Pike takes $10,000 at second Ice Castle Classic [Video]
Watson, Minn. — The Second Annual Ice Castle Classic on Lac qui Parle Lake couldn’t have been much more different this year than the inaugural first year of the ice fishing tournament last year.
For starters, the weather, with the temperatures in the 30s and partly cloudy, partly blue skies, was just about perfect. Last year, the thermometer barely got over 8 degrees (which makes a difference when there’s a four-hour set-up period preceding the start).
But the fish were a different story this year in a big way. Last year, only five fish were weighed in – the winning entry a 16-pound smallmouth buffalo, a rough fish – meaning that most of the 50 prizes, including three Ice Castle wheel houses, had to be drawn for at the conclusion of the tournament.
This year, there were more than 100 fish entered in the contest in the first hour alone, with cheers erupting frequently from the tournament field that was double the size of last year. About 1.2 square miles of ice had been Swiss-cheesed with more than 7,000 holes the night before by local volunteer fire departments, according to Chad Hepler, of Ice Castle.
In total, there were 122 fish weighed in, and the weigh-in slowed down once many realized that it was going to take at least a 1-pound fish to finish in the top 50. There were 2,261 tickets sold for the tournament, but it’s unclear how many attended since anglers could fish two holes but needed a ticket per hole. Of the top 50 fish, 35 were northern pike, but also in the money were channel catfish, crappies (the largest weighed 1.72 pounds), and sheepshead. Walleyes, bullheads, yellow perch, and white bass were also caught but fell short. The last fish to score a prize was a 1.03-pound sheepshead.
“The lake redeemed itself,” Hepler said. “After we only (had) five fish last year, a lot of people anticipated we’d go into a drawing again,”
But, within the first minute, anglers were running toward the weigh-in station (ties are broken by the first fish to be weighed in), and Lucas Christians, of Montevideo, was the first to get to the weigh in with a northern pike that weighed 1.68 pounds. That left him in 25th place and the winner of a Jiffy ice auger after all was said and done.
“I had dropped my jig right after the start, gave it a few quick jigs, and a few seconds later, I had a northern through the hole,” Christians said.
But the biggest fish was caught by Eric Tolzmann, of St. Paul, who won $10,000 with the 4.12-pound northern pike he caught in the final hour of the tournament.
“I’ve never won anything before,” Tolzmann said.
Tolzmann was fishing with his son, Jerry, grandson Dalton Tolzmann, and his grandson’s girlfriend, Laura Rakow. As soon as he hooked into the fish, knowing the leader was under four pounds, Tolzmann, 69, had a good feeling about the pike, which he said he battled for under 10 minutes.

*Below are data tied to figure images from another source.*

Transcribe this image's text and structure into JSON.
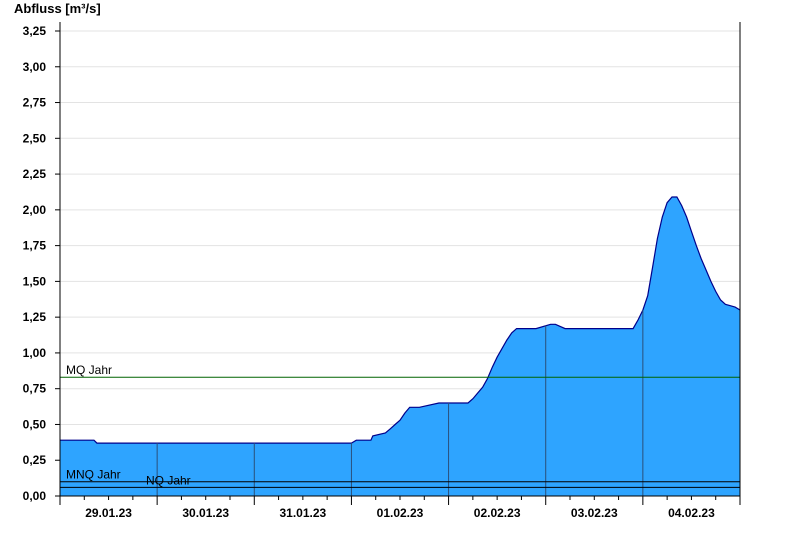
{
  "chart_data": {
    "type": "area",
    "ylabel": "Abfluss [m³/s]",
    "xlabel": "",
    "title": "",
    "ylim": [
      0,
      3.25
    ],
    "y_ticks": [
      "0,00",
      "0,25",
      "0,50",
      "0,75",
      "1,00",
      "1,25",
      "1,50",
      "1,75",
      "2,00",
      "2,25",
      "2,50",
      "2,75",
      "3,00",
      "3,25"
    ],
    "x_range_days": [
      0,
      7
    ],
    "x_tick_labels": [
      "29.01.23",
      "30.01.23",
      "31.01.23",
      "01.02.23",
      "02.02.23",
      "03.02.23",
      "04.02.23"
    ],
    "grid": true,
    "colors": {
      "area": "#2ea4ff",
      "line": "#00008b",
      "mq": "#006400",
      "nq": "#000000"
    },
    "reference_lines": [
      {
        "name": "MQ Jahr",
        "value": 0.83
      },
      {
        "name": "MNQ Jahr",
        "value": 0.1
      },
      {
        "name": "NQ Jahr",
        "value": 0.06
      }
    ],
    "series": [
      {
        "x": [
          0,
          0.35,
          0.38,
          1.0,
          2.0,
          3.0,
          3.05,
          3.2,
          3.22,
          3.35,
          3.4,
          3.45,
          3.5,
          3.55,
          3.6,
          3.65,
          3.7,
          3.9,
          4.0,
          4.1,
          4.2,
          4.25,
          4.3,
          4.35,
          4.4,
          4.45,
          4.5,
          4.55,
          4.6,
          4.65,
          4.7,
          4.75,
          4.8,
          4.85,
          4.9,
          5.05,
          5.1,
          5.2,
          5.25,
          5.5,
          5.9,
          5.95,
          6.0,
          6.05,
          6.1,
          6.15,
          6.2,
          6.25,
          6.3,
          6.35,
          6.4,
          6.45,
          6.5,
          6.55,
          6.6,
          6.65,
          6.7,
          6.75,
          6.8,
          6.85,
          6.9,
          6.95,
          7.0
        ],
        "y": [
          0.39,
          0.39,
          0.37,
          0.37,
          0.37,
          0.37,
          0.39,
          0.39,
          0.42,
          0.44,
          0.47,
          0.5,
          0.53,
          0.58,
          0.62,
          0.62,
          0.62,
          0.65,
          0.65,
          0.65,
          0.65,
          0.68,
          0.72,
          0.76,
          0.82,
          0.9,
          0.97,
          1.03,
          1.09,
          1.14,
          1.17,
          1.17,
          1.17,
          1.17,
          1.17,
          1.2,
          1.2,
          1.17,
          1.17,
          1.17,
          1.17,
          1.23,
          1.3,
          1.4,
          1.6,
          1.8,
          1.95,
          2.05,
          2.09,
          2.09,
          2.03,
          1.95,
          1.85,
          1.75,
          1.66,
          1.58,
          1.5,
          1.43,
          1.37,
          1.34,
          1.33,
          1.32,
          1.3
        ]
      }
    ]
  }
}
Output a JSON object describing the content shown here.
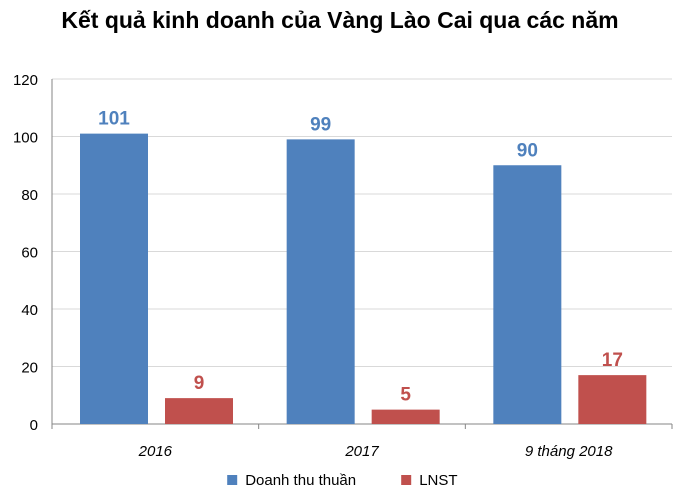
{
  "chart_data": {
    "type": "bar",
    "title": "Kết quả kinh doanh của Vàng Lào Cai qua các năm",
    "categories": [
      "2016",
      "2017",
      "9 tháng 2018"
    ],
    "series": [
      {
        "name": "Doanh thu thuần",
        "values": [
          101,
          99,
          90
        ],
        "color": "#4F81BD"
      },
      {
        "name": "LNST",
        "values": [
          9,
          5,
          17
        ],
        "color": "#C0504D"
      }
    ],
    "xlabel": "",
    "ylabel": "",
    "ylim": [
      0,
      120
    ],
    "yticks": [
      0,
      20,
      40,
      60,
      80,
      100,
      120
    ],
    "grid": true,
    "legend_position": "bottom",
    "data_labels": true,
    "colors": {
      "grid": "#D9D9D9",
      "axis": "#868686",
      "text": "#000000"
    }
  }
}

“I thought, ‘This could be it,’ ” Tolzmann said.
Tolzmann said the fish was the only one he caught all day. He landed it on 15-pound test and a 31⁄2-inch sucker minnow on a bare hook with a split shot sinker about 18 inches off the bottom in about 10 feet of water.
Tolzmann wasn’t using electronics because he didn’t think they were allowed in the tournament.
“This one I’ll remember more than any of them,” Tolzmann said, recalling that the biggest northern he’s ever caught was about 24 pounds. “And I love fishing pike and bluegills.”
Despite being beat out by Tolzmann, second-place winner Jonathan Rodriguez, of Benson, said he felt like he got the best prize. His 3.85-pound channel catfish won him the biggest and most valuable Ice Castle wheel house of the three that could be won, a 16-footer valued at about $18,000.
The catfish was the only thing he caught all day, and when it bit, he let the fish chew on his jig, which was tipped with a crappie minnow. The fish first appeared on his electronics and Rodriguez assumed it was a pike.
“I had a feeling on the drive out here today that there was going to be a lot of fish caught,” Rodriguez said, as he and friends checked out the shiny grey wheel house, almost in disbelief that it was his. “I own a homemade (fish house) and I take it out to fish all of the time. This is going to be incredible to use.”
By a shade, Rodriguez beat out Ghent’s Zach Burns, who caught a 3.65-pound catfish for third place and a 14-foot Ice Castle wheel house that excited Burns’ father, Willard, as much as anybody.
The elder Burns was fishing with his one son (his other son couldn’t make the trip), but said some years ago he had won a boat that both of his sons have used quite a bit over the years.
“So now it’s my turn to use this,” he said. “That’ll be my retirement shack.”